Despite the high number of scientific studies supporting the effectiveness of cannabis in the treatment of neurodegenerative diseases, many governments still refuse to regulate it for medicinal use. Why do you think this happens?
I know that some people won't like this, but I think that there are many economical interests; lobbies of pharmaceutical companies put pressure on governments to prevent cannabis regulation.
I would even go as far as saying that there are also interests in the food industry, as it is a "partner" of the pharmaceutical industry when it comes to keeping us unhealthy, that's my point of view.
The situation is as follows: we have these two powerful industries, wanting to make as much money as possible, and the only way they can do this is, by pushing us eat food that creates disease, so we end up needing medications.
Drug industries can then commercialise chemicals that temporarily relieve symptoms, but which at the end of the day make us need another drug, which they obviously take care of selling us. To give you a very common example, there are many medicines which, when we take them, damage our stomach, so to solve this side-effect we have to buy a medicine that cures stomach pain, that's how this business works.
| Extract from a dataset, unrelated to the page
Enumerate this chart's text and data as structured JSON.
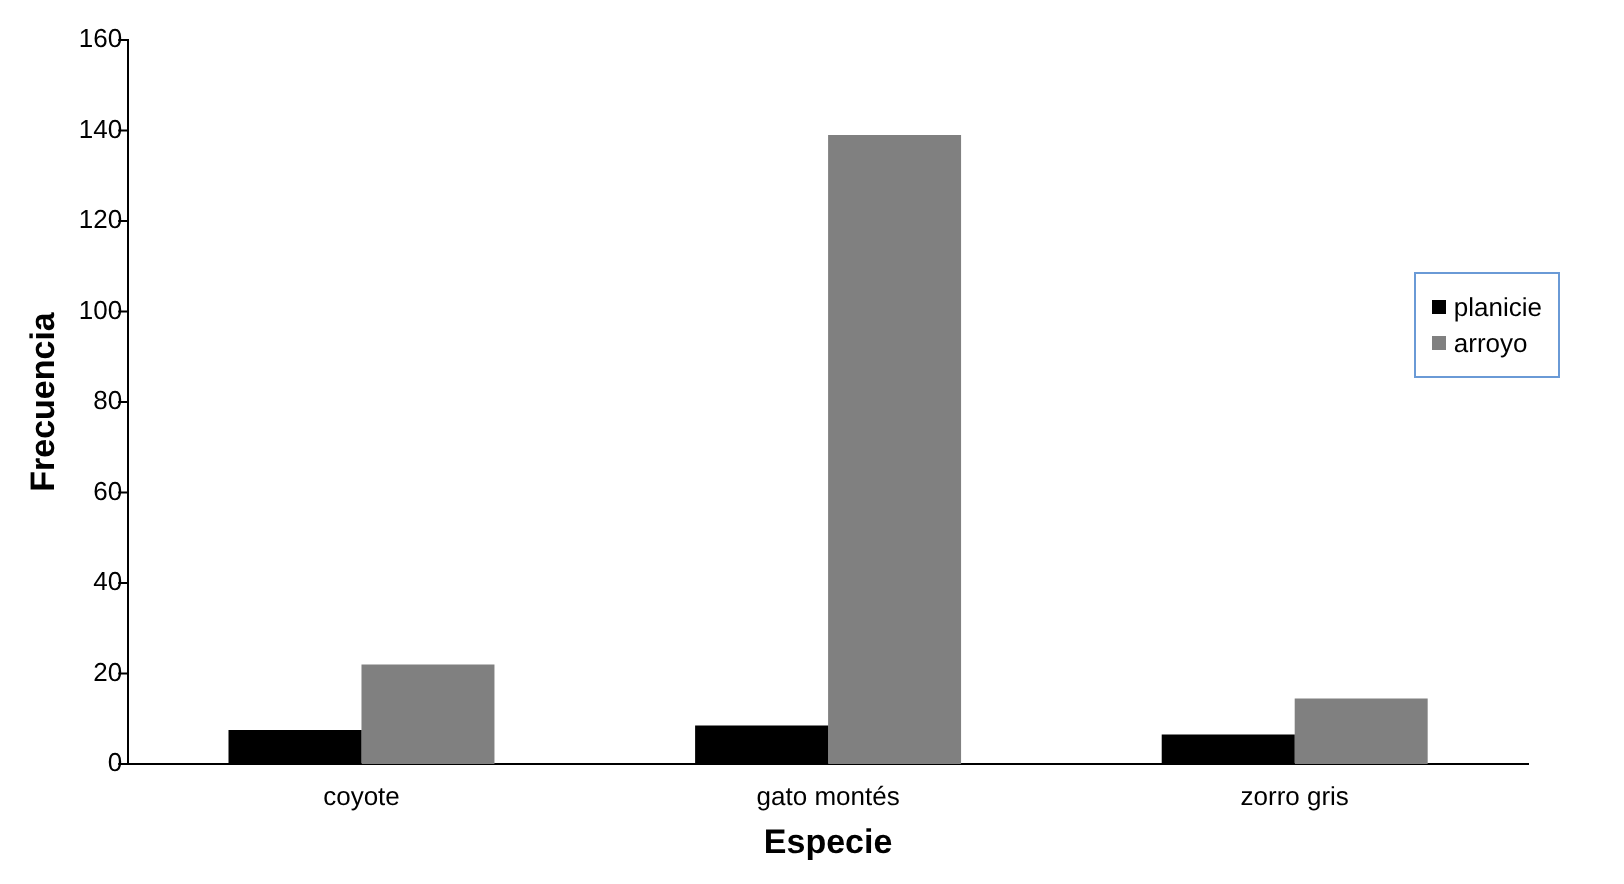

When you are capable of proving scientifically that cannabis can replace many drugs, you stop receiving funds to finance your research. You are basically proving something that is totally against their interests: that a plant that costs zero euros can replace a whole load of expensive drugs.
In the case of cancer, for example, many doctors still deny the importance of cannabis for its treatment. Others acknowledge that it's good for nausea and for pain, but they still recommend chemotherapy because they believe that cannabis is not a treatment for cancer, but rather a palliative.
We have a healthcare system that has become the goose that lays the golden eggs and they are going to defend it with all their might. The more sick people there are, the more money they will make. If you stop to think about it, every year life expectancy in the first world is lengthened. But what kind of life are we really gaining? We live longer, but in poorer health, that is the key that guarantees the succulent business of pharmaceutical corporations.
Cannabis has important properties for the treatment of neurodegenerative diseases, the problem is that for many patients it is the last resort.
Do the properties of cannabis vary depending on how it is consumed (vaporised, combusted, ingested…)?
Yes, totally. In fact I am a big defender of fresh cannabis juice. Unfortunately, growing your own cannabis is not allowed in most European countries and, alas, this is precisely what we need to make this juice, fresh cannabis. But yes, there is a big difference depending on how it is consumed at a chemical level, which leads to enormous differences regarding health benefits. In order to decide how we want to consume cannabis (oil, vaporiser, etc.), we have to take into account what method is the best to cure the disease in question.
What are the benefits?
When we consume fresh cannabis, we are consuming more than 400 components with important medicinal properties. You have to realise that many of them (terpenes, acidic cannabinoids, antioxidants, etc.) are lost when we consume them via a method where we have to apply heat or when the raw material is not fresh. The benefits are multifarious, it works for metabolic disorders, neurodegenerative diseases, as an anti-inflammatory, antifungal, antibacterial… In addition, you can consume large amounts of cannabinoids without any type of psychoactive effect.
Dinafem has recently launched its new catalogue of CBD-rich varieties. Have you heard of them? What is your opinion on the R&D work that has been carried out in the laboratory?
Yes, I have heard of them, and I sincerely believe that it's the way to go. Up until now the economy of the cannabis industry was supported by the recreational sector, not by the medicinal sector. What you are doing at Dinafem is building bridges between them. It turns out that these new genetics, which are incredibly valuable for the medicinal sector, are coming from the recreational sector; it's important to start creating new alliances between both sides.